Accepting My Migraines and Living Well

4 min read

By Stephanie Weaver, as told to Kate Rope

Sometimes when people talk about migraine disease, they talk about your brain being broken. I don't like to think of it that way.

I think of my brain as a Maserati. It works well under specific conditions, and I manage my attacks fairly well as long as I:

  • Feed it the right things
  • Get the right amount of sleep
  • Drink water regularly
  • Exercise consistently
  • Meditate

Accepting that simple fact and acting on it has been a game changer.

I've had migraines my whole life. But my attacks weren't what was considered typical, so I flew under the radar. Since they always happened when the weather changed, I just called them my “weather headaches.”

At age 53, I started having severe vertigo. I couldn't drive and I couldn't work. I found a neurologist who diagnosed me with migraine with Meniere's disease (a condition affecting the balance system in our inner ear, which usually leads to hearing loss). He sent me home with medication and a new diet to try.

Both helped, and I started doing some research (I have a master's in public health in nutrition education). I began going to the American Headache Society conferences and hearing about cool new research on lifestyle changes, such as cognitive behavioral therapy and meditation, that were helping people with migraine disease. I incorporated all of them -- and the diet changes I had made -- into a diet and lifestyle guide to help people with migraine disease fuel their brain in a way that minimizes their attacks.

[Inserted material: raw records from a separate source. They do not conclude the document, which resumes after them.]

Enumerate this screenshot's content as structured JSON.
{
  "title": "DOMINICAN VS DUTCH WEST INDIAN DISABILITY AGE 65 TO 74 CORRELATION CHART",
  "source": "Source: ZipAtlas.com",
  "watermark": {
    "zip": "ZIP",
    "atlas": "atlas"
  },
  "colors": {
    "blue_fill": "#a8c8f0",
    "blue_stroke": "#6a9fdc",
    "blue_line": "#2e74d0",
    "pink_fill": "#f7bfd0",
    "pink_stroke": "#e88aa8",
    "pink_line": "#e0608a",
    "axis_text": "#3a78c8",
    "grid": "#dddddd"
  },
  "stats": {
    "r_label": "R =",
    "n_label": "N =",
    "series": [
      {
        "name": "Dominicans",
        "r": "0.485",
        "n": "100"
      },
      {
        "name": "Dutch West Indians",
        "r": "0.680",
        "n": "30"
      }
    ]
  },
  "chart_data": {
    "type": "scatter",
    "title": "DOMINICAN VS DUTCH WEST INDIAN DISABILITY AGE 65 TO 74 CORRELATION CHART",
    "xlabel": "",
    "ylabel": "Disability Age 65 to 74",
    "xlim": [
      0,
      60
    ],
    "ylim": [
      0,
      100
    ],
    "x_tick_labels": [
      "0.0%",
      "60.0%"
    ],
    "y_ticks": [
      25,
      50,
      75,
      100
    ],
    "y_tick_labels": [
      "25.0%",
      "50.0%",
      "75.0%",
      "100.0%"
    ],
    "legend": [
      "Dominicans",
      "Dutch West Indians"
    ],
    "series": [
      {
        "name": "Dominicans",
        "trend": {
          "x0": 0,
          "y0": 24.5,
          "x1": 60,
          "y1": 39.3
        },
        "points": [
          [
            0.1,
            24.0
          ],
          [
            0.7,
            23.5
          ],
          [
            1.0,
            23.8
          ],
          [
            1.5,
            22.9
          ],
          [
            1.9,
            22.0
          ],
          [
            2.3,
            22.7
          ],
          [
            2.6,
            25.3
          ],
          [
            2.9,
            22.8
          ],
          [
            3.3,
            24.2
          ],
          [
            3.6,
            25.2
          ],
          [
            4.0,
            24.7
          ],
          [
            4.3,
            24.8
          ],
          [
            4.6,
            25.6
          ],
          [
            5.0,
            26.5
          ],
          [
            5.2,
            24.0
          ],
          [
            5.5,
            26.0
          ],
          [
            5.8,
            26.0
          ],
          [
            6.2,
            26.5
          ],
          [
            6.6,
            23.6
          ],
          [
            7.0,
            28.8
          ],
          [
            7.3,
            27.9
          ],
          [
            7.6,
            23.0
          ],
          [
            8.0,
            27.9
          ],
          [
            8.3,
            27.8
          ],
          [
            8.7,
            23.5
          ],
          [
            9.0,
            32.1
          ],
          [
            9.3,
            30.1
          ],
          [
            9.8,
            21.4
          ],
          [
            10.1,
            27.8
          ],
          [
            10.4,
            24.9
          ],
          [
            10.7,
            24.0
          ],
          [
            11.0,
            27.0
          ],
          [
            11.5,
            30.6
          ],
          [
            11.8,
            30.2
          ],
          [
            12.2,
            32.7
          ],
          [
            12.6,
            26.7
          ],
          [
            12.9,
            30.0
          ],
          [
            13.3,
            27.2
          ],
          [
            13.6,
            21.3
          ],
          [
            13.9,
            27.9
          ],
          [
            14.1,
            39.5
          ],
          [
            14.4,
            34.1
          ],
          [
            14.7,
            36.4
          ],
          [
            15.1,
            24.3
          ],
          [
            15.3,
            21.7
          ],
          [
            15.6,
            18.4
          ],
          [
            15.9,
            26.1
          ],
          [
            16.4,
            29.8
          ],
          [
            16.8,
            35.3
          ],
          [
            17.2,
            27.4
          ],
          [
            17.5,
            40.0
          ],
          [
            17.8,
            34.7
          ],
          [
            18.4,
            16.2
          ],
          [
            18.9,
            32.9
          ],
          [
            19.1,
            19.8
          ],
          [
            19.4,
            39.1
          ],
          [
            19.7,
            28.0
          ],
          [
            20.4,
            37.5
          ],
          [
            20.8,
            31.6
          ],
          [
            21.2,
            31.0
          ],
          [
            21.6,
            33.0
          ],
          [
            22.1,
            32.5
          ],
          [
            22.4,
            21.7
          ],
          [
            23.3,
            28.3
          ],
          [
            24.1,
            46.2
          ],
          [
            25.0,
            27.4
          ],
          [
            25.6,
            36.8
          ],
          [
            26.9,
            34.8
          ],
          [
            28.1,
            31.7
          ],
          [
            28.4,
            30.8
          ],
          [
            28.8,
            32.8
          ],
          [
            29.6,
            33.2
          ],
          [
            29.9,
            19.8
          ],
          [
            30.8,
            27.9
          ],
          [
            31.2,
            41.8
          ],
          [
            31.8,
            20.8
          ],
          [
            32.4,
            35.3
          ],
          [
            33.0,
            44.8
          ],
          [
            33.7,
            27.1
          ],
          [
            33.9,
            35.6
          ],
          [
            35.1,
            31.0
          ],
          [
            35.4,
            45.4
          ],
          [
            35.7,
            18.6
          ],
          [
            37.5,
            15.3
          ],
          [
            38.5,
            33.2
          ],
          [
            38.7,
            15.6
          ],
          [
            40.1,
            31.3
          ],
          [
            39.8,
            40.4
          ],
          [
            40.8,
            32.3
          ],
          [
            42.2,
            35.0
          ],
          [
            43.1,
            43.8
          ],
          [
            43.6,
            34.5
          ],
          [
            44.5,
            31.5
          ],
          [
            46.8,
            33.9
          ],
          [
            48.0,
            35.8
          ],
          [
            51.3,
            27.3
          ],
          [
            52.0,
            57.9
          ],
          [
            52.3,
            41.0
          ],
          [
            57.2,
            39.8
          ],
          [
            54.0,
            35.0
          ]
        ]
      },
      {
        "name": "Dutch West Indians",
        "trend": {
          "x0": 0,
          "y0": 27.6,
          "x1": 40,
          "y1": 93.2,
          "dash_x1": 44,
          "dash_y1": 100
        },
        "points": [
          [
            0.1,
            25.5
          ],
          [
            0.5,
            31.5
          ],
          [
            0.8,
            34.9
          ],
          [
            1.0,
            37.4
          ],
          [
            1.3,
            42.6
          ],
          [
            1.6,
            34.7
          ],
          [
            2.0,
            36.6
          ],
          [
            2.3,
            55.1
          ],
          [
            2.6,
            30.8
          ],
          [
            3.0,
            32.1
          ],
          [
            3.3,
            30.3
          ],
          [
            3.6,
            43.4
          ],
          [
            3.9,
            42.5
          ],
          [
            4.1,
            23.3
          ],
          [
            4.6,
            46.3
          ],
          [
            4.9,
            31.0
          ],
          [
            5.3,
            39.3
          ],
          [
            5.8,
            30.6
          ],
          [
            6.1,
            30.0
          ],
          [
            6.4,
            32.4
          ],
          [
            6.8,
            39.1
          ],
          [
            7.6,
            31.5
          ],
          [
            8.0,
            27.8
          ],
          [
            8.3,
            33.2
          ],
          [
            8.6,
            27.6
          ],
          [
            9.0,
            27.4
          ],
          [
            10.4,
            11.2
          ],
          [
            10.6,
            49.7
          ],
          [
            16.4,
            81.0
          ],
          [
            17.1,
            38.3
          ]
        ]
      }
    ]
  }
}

I've also dealt with fibromyalgia and with chronic back pain from a fall in my early 20s. When you're chronically ill, you have to give up a lot of things. My back pain prevented me from doing things I love, like ballroom dancing and bicycling. I can be super angry about it, or I can focus on the things I can still do.

I can get up every day and go for a walk. Maybe I can't go out dancing, but I can still listen to music.

Acceptance has been absolutely essential to being able to live with my chronic pain and my migraine attacks.

Part of that is radical honesty, which bumps up against the whole Instagram culture of presenting life as perfect. Our society pushes back against people talking about illness and aging, so in the last 2 years I have become very public as an advocate for people living with migraine disease.

I post photos when I'm having an attack and I talk about it openly. I also share things that help me, like acceptance, meditation, and eating well.

Mindfulness and learning to live in the present moment make a huge difference in terms of accepting where we are with our bodies that are all aging. Illness is inevitable at some point. We're all living in a state of disrepair at any given time.

I can spend a lot of time worrying about whether my migraine disease is going to get worse or if my medication will stop working. But when I'm in the present moment, I can realize today I feel pretty good. I walked 2 miles this morning and I had a yummy breakfast.

Being mindful also helps me know when an attack may be coming. When your body is gearing up for a migraine, there are signs that are easy to miss, like food cravings, excessive yawning, and irritability.

When I notice these small changes in my body, I can do the things that will make the attack shorter-lived and less excruciating.

When my back pain was at its worst, I remember lying in bed and all I could think about was that spot in my hip where it hurt. And one day I thought, that's not all I am. I am not that pain. What if I separated myself a little bit from the pain? There was something incredibly freeing and helpful about that.

To me, that's what radical acceptance is about: being able to separate ourselves from whatever is happening in our body and our mind and see that there's an internal part of us that can't be hurt or damaged. A part, no matter what is happening, that is just me and not my pain.